The generation of electrical power from waste heat recovery would reduce the electricity
power bill through partially substituting the power procured from the national grid.
The research thesis's main objective was to determine the thermal energy in hot waste
gases from the clinkering process and design steam generators for the waste heat
recovery plant for conversion of thermal energy to electrical energy and evaluate its
economic feasibility. The research employed gas dynamic theories and fundamentals for
quantifying the waste gases vented into the environment and their parameters after which
the thermodynamic knowledge was employed for determination of the heat energy
content and eventually employed the energy theory in converting the computed thermal
energy into potential electrical energy and utilized the obtained results in sizing and
designing the boilers for the waste heat recovery plant. The research thesis required
utilization of specific gas handling tools for field data collection and analysis.
The research thesis evaluated the potential that the plant has for generating electrical
power from the hot waste gases vented into the atmosphere. It was found out that the
plant has the net potential to generate 2.89 MWh of electrical power which reduces the
company monthly electric power bill by 32.68%. The thesis recommends the installation
of a steam rankine cycle for the generating plant. The research thesis designed the steam
boilers for the waste heat recovery plant for conversion of thermal energy to electrical
energy and selected a commercial steam turbine for the waste heat recovery power plant.
Lastly, the researcher evaluated the economic feasibility of the waste heat recovery plant
and established that the designed plant would have a simple payback period of 2.69 years.
The design steam output from the steam boilers was at 5 bars and at a temperature of
230°C with a combined production capacity of 20.44 tonnes /hour.
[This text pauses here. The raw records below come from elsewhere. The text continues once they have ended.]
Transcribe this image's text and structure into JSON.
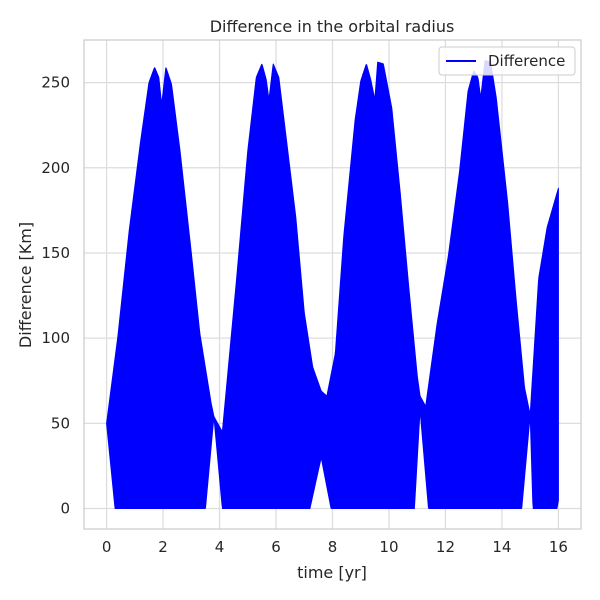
{
  "chart_data": {
    "type": "area",
    "title": "Difference in the orbital radius",
    "xlabel": "time [yr]",
    "ylabel": "Difference [Km]",
    "xlim": [
      -0.8,
      16.8
    ],
    "ylim": [
      -12,
      275
    ],
    "xticks": [
      0,
      2,
      4,
      6,
      8,
      10,
      12,
      14,
      16
    ],
    "yticks": [
      0,
      50,
      100,
      150,
      200,
      250
    ],
    "grid": true,
    "legend_position": "top-right",
    "series": [
      {
        "name": "Difference",
        "color": "#0000ff",
        "style": "dense oscillation band (lower bound to upper envelope)",
        "upper": [
          [
            0,
            50
          ],
          [
            0.4,
            101
          ],
          [
            0.8,
            163
          ],
          [
            1.2,
            215
          ],
          [
            1.5,
            250
          ],
          [
            1.7,
            259
          ],
          [
            1.85,
            253
          ],
          [
            1.95,
            237
          ],
          [
            2.1,
            259
          ],
          [
            2.3,
            249
          ],
          [
            2.6,
            210
          ],
          [
            3.0,
            150
          ],
          [
            3.3,
            103
          ],
          [
            3.7,
            62
          ],
          [
            3.8,
            54
          ],
          [
            4.1,
            45
          ],
          [
            4.6,
            134
          ],
          [
            5.0,
            210
          ],
          [
            5.3,
            253
          ],
          [
            5.5,
            261
          ],
          [
            5.65,
            252
          ],
          [
            5.75,
            240
          ],
          [
            5.9,
            261
          ],
          [
            6.1,
            253
          ],
          [
            6.4,
            212
          ],
          [
            6.7,
            171
          ],
          [
            7.0,
            115
          ],
          [
            7.3,
            83
          ],
          [
            7.6,
            69
          ],
          [
            7.8,
            66
          ],
          [
            8.1,
            91
          ],
          [
            8.4,
            160
          ],
          [
            8.8,
            228
          ],
          [
            9.0,
            251
          ],
          [
            9.2,
            261
          ],
          [
            9.35,
            252
          ],
          [
            9.5,
            240
          ],
          [
            9.6,
            262
          ],
          [
            9.8,
            261
          ],
          [
            10.1,
            235
          ],
          [
            10.4,
            185
          ],
          [
            10.7,
            130
          ],
          [
            11.0,
            78
          ],
          [
            11.1,
            66
          ],
          [
            11.3,
            60
          ],
          [
            11.7,
            108
          ],
          [
            12.1,
            148
          ],
          [
            12.5,
            198
          ],
          [
            12.8,
            245
          ],
          [
            13.0,
            257
          ],
          [
            13.15,
            253
          ],
          [
            13.25,
            241
          ],
          [
            13.4,
            263
          ],
          [
            13.6,
            262
          ],
          [
            13.8,
            241
          ],
          [
            14.2,
            180
          ],
          [
            14.5,
            123
          ],
          [
            14.8,
            71
          ],
          [
            15.0,
            55
          ],
          [
            15.3,
            135
          ],
          [
            15.6,
            165
          ],
          [
            16.0,
            188
          ]
        ],
        "lower": [
          [
            0,
            50
          ],
          [
            0.3,
            0
          ],
          [
            3.5,
            0
          ],
          [
            3.8,
            54
          ],
          [
            4.1,
            0
          ],
          [
            7.2,
            0
          ],
          [
            7.6,
            30
          ],
          [
            7.95,
            0
          ],
          [
            10.9,
            0
          ],
          [
            11.1,
            58
          ],
          [
            11.4,
            0
          ],
          [
            14.7,
            0
          ],
          [
            15.0,
            55
          ],
          [
            15.1,
            0
          ],
          [
            15.95,
            0
          ],
          [
            16.0,
            5
          ]
        ]
      }
    ]
  }
}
A commercial low
parameter steam turbine (model S3-05), to suit the calculated optimum conditions of 5
bars and 230°C was selected for the waste heat recovery plant. This research work
contributed to theory by employing the various industrial engineering concepts,
thermodynamic as well as heat transfer to develop flow calculation sheets, energy
balance tools that enabled the researcher to accurately quantify the amount of thermal
energy contained in the waste gases from the kiln. This could be applied for the various
units within a cement plant and across a waste heat recovery power plant.